Video: We Were Promised Jetpacks – “Quiet Little Voices”
Video: Brakes – “Don’t Take Me To Space (Man)”
Video: Brakes – “Hey Hey”
Video: Brakes – “Beatific Visions”
Video: Brakes – “Cease & Desist”
Video: Brakes – “Hold Me In The River”
Video: Brakes – “All Night Disco Party”
MySpace: The Twilight Sad
MySpace: Brakes

The Yorkshire Evening Post and Wales Online talk to Fanfarlo, who kept a tour diary for Drowned In Sound on their recent UK tour. They’re currently stringing together more US dates for November but the dates and routing I’ve heard so far don’t offer much hope for a Toronto date.

Artrocker chats with Sky Larkin, who will be at the Cameron House on October 28. They made a tour documentary their last time through North American back in the Spring and will be making it available on their website starting tomorrow. I’ll link it up here when it’s live, but in the meantime there’s some outtakes up at Vimeo. Entertainingly, the Twitter hookup that they and Narduwar mention? That was me.

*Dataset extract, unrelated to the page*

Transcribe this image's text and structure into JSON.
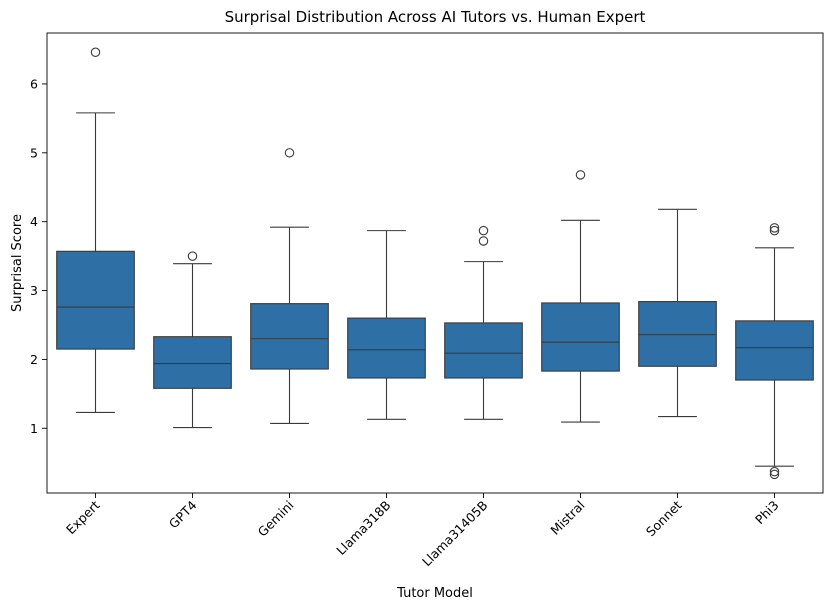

Paste declares Noah & The Whale their band of the week. Their new record First Days Of Spring is out tomorrow and they play Toronto on October 31 – an in-store at Criminal Records and a full show at the Horseshoe.

Little Boots clears up some rumours about herself and her music to Spinner. The Tenori-On? All for show. Scandalous! andPop also got an interview with Victoria Hesketh during her recent visit to Toronto.

The Clientele make a mix tape for Magnet. Not a real one, a figurative one.

Camera Obscura have released a new video from My Maudlin Career. They’re at the Phoenix on November 26.

Video: Camera Obscura – “The Sweetest Thing”

Tom Smith of Editors discusses their new album In this Light & On This Evening with Spinner, The Daily Telegraph, This Is Nottingham and The Quietus. The album is out this week.

Fazer interviewed James Dean Bradfield and Nicky Wire of Manic Street Preachers at prior to their show at the Phoenix last week. Bradfield also gave Pitchfork a list of favourite albums from throughout his life. Finally, RCRDLBL is offering a free download of Patrick Wolf’s contribution to the remix version of Journal For Plague Lovers, which I thought was going to be available on CD but I can only find on iTunes.

Billboard reports that deluxe versions of His’N’Hers, Different Class and This Is Hardcore which I’ve gone on about are going to be released in the US on November 17. This is interesting because I assumed they were already available in the US, since they were out in Canada since 2006. But hey, good news for those Stateside who don’t have these yet because the bonus discs on Different Class and Hardcore are wholly worth the price of admission. And I’m intending to pick up the His’N’Hers one soon enough.

Liam Gallagher confirms to The Times that Oasis are, indeed, done.